With Tim Skold replacing Twiggy Ramirez both on bass and creatively in the music-writing, Grotesque benefits from a well-needed injection of fresh blood to keep the album from feeling like a repeat of Holywood. Since Holywood was described by Manson as the end of a musical trilogy, it makes sense that Grotesque would move in a new direction. While there are still some techno/industrial influences still hanging about, a good bit of the album has a healthy groove to it. Tracks like mOBSCENE and Ka-boom kA-boom throw enough catchy rock style into the mix to balance out the creepier, more ambient tracks like the title track.
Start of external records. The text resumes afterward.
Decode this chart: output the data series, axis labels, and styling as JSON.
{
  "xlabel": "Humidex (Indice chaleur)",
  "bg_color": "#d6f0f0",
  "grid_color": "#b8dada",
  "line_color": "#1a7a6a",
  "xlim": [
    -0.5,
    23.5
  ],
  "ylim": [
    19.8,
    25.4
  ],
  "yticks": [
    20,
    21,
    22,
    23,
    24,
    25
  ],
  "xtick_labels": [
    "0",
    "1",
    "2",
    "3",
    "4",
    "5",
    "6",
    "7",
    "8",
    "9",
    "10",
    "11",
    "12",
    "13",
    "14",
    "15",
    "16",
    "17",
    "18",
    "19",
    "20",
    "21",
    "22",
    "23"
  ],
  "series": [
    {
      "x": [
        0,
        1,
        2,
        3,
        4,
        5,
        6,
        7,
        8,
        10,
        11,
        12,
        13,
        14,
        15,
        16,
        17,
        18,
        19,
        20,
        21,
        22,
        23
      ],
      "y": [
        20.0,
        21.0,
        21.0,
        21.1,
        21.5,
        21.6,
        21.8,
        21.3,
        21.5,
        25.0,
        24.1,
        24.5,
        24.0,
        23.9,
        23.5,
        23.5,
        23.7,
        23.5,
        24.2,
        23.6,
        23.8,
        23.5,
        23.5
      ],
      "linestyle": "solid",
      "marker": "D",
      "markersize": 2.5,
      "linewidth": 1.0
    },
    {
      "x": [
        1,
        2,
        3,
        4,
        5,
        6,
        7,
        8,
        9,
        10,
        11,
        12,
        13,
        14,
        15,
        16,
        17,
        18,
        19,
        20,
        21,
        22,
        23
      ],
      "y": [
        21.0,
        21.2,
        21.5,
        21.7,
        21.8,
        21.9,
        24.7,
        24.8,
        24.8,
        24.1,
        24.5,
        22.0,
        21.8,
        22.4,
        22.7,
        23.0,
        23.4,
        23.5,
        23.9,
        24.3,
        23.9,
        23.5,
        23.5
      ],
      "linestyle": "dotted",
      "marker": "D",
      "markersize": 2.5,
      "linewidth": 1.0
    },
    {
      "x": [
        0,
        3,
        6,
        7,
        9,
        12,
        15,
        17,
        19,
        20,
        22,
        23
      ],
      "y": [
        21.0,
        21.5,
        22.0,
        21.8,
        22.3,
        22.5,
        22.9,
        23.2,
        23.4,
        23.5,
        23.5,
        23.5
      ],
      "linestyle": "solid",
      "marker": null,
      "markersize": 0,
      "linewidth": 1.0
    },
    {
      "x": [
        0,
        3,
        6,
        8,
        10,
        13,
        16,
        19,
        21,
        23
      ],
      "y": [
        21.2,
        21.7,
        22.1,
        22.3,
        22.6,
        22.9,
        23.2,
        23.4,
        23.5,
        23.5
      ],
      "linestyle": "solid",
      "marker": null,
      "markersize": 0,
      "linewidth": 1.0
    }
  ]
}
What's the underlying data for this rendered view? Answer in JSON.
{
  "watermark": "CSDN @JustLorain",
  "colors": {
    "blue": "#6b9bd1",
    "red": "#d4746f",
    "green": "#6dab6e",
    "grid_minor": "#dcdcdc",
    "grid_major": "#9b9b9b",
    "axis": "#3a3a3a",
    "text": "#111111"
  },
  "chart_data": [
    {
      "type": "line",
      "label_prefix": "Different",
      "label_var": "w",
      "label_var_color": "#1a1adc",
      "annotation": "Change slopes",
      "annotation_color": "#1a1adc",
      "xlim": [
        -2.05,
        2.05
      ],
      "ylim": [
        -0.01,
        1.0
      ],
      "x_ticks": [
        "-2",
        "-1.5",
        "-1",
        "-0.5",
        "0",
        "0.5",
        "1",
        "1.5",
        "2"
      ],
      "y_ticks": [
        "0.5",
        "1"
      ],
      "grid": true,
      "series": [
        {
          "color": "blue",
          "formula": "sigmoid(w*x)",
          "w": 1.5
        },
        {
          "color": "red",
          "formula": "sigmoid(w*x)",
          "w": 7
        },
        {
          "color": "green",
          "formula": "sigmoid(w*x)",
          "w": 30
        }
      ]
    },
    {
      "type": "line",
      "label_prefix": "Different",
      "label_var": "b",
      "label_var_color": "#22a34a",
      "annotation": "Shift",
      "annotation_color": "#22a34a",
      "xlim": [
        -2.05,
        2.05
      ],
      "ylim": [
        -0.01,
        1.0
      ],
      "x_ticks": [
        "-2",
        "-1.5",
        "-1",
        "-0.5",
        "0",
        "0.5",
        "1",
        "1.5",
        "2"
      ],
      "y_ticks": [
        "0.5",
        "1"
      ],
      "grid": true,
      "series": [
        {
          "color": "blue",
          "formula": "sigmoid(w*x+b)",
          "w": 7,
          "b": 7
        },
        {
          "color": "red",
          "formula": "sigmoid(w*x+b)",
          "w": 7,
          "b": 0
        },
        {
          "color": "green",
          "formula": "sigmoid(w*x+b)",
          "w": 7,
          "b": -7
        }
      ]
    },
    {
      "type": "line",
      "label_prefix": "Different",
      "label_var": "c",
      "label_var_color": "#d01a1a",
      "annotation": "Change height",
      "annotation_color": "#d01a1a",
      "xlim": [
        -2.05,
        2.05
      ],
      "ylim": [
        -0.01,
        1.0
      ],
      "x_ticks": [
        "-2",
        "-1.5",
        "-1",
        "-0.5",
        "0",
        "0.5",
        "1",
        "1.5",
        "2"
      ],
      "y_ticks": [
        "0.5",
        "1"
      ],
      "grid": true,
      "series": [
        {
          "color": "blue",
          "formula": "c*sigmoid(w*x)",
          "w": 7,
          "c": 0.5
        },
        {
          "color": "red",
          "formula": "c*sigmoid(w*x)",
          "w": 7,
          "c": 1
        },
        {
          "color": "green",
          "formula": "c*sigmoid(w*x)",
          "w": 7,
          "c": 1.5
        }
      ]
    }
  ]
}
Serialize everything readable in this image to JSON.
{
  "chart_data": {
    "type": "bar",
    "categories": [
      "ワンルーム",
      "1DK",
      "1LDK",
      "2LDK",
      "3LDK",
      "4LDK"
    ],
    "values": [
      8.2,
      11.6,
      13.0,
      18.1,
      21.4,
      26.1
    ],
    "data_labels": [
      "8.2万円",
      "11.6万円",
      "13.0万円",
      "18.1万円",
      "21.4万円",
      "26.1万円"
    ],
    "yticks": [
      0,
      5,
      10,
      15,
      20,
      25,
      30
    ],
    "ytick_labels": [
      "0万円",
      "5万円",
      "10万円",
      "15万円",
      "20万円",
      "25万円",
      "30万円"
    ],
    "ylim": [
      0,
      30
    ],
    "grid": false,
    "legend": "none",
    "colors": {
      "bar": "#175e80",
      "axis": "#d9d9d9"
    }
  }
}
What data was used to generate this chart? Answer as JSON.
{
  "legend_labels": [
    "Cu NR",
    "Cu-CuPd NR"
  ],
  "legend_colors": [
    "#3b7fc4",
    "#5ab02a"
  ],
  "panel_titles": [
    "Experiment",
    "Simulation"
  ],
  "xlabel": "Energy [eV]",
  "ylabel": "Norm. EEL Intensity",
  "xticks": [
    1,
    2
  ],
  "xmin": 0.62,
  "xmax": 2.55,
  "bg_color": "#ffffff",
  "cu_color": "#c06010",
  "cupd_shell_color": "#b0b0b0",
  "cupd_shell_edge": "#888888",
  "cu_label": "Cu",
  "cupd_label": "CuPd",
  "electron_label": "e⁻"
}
Use Your Fist And Not Your Mouth is a nice standout track that merges heavy techno rock to push the antisocial theme, reminiscent to older Pitchshifter. Throw in some moodier pieces, like Spade and Obsequey (The Death of Art) and you have a well balanced album the keeps rolling towards the end.

Maybe the biggest drawback to the album is that it feels a bit straightforward. Unlike Antichrist Superstar, Grotesque doesn't impress by twisting the music into excesses. A number of the songs are pretty cut and dry in delivery and really don't push the excesses that Manson has built upon his image. Even the lyrics tend to be a little more sublime, spending more time focused on sex and antisocial behavior rather than spitting in the face of religion (but maybe we should thank Manson for not over-abusing the cliché once more).

If you're a fan of Manson, you should pick this one up as it continues to explore new musical strains while keeping the dark and diseased mentality of an individual whose part self-promotion and part self-destruction. For those uninitiated but willing to look past the antisocial image that the artist has painted of himself, Grotesque is still an fine album that can ease non-fans into Manson's disturbing carnival that represents his vision of the world at large. Not as warped as Antichrist Superstar or as offbeat retro as Mechanical Animals, Grotesque still works at giving you more of what you wanted.